The New Year is a great time to sit, reflect on the past, and set goals for the future. I bet a lot of you have academic, extracurricular, social, and personal goals for 2014.
One of my goals for the year is to keep running. I started last summer (literally off the couch) and I did a couple 5Ks in 2013. For 2014 I hope to run a 10K in March with a friend from college and the Disneyland half marathon with my sister at the end of August. My goal is to train and finish even though I’m not fast.
I’d encourage everyone to take a little time, set goals, and make plans wherever you are on your college-planning journey. It is easy to get carried away (look how busy gyms are this month.) I want everyone to keep some perspective in the process.

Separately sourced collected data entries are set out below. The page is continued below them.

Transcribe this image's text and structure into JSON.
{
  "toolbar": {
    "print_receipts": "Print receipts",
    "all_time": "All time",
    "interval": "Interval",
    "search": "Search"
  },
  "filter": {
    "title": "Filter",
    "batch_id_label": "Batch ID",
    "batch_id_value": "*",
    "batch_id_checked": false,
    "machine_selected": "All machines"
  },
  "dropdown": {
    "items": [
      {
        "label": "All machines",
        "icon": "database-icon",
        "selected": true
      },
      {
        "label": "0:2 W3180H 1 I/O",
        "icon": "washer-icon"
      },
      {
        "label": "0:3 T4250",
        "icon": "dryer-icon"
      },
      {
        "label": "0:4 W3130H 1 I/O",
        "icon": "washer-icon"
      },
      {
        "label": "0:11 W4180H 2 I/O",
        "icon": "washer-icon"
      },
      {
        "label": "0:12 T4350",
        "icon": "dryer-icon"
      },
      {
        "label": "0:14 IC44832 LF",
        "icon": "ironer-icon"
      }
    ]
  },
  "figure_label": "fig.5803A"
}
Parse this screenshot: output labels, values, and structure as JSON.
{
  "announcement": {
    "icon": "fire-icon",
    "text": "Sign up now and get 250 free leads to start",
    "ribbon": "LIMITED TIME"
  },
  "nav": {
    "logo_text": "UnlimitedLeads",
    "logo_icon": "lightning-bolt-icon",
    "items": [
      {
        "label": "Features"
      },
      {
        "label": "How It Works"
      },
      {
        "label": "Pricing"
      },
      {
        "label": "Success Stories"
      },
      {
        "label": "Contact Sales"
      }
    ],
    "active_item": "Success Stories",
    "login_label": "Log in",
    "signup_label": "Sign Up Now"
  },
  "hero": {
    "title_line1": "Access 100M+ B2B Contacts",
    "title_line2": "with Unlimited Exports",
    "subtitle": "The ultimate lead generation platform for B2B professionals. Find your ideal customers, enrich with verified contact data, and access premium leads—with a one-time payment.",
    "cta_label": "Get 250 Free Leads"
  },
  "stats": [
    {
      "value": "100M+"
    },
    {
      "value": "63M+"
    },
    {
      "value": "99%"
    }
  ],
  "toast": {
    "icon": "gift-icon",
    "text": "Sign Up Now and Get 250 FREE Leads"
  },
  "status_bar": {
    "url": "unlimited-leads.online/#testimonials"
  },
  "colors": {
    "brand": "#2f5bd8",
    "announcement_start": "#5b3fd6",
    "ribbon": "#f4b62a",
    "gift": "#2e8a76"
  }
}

College admissions hype can cause out-of-character craziness for parents and students. It is easy to worry when you hear that each year Harvard rejects 80% of the valedictorians who apply and 94% of everyone else. But for every frightening statistic or single digit rate for admissions, there are positive truths you may not hear:
Two-thirds of college freshmen are attending their first choice school.
Most of the “scary statistics” come from the highly-selective universities. In reality, less than 100 colleges nation-wide reject more students than they accept. (That means the other thousands of schools accept more than they reject!)
There are still a number of four-year universities that will accept any student with a high school diploma or equivalency. (So even the kid who graduates last in the class with horrible test scores can go to college.)
Students from middle class (and even upper-middle class) families receive financial aid each year.
If you keep in mind that a majority of colleges admit a majority of their applicants, you can avoid panic and keep perspective.
Families also need to remember that while planning and preparing for college is important, it is not everything. There are things our kids need to learn and do, not because it will help them improve their grades or class rank or help them get into college, but because it will make them better people and better citizens.
Sometimes it takes a crisis to help us put things in perspective. A few weeks ago, just before Christmas, my neighbor learned that her 8th grade son had a brain tumor. He went into surgery and they were planning to start radiation and chemo. I thought back on conversations we had about classes he was going to take and how this would help prepare him for high school and college.
Academic planning seemed so pointless in the face of this crisis. The priority wasn’t what math class he was taking or his grade in foreign language. What was important was faith and family. (There is good news— just this week doctors found that the tumor was benign!)
We shouldn’t need a medical crisis to help keep perspective. We need to teach our kids that academic success is important, but it is also important to work hard, be a good person, use your talents to help others, and maintain quality relationships.
There may be disappointments along the way: rejection letters, lower than expected test scores, not earning a place on the team or in a production, difficult teachers, hard classes, challenging classmates, or disappointing grades. We would all be better off keeping these setbacks in perspective; they are not the end of the world.
So as you set goals and make plans for college admission, keep in mind it is not as impossible as the media would have you think. There are some highly-selective universities which seem to be harder and harder to get into, but a majority of colleges continue to admit a majority of their applicants. Remember there are things in life more important than getting into a top college, earning high scores on the SAT, or graduating in the top 10%.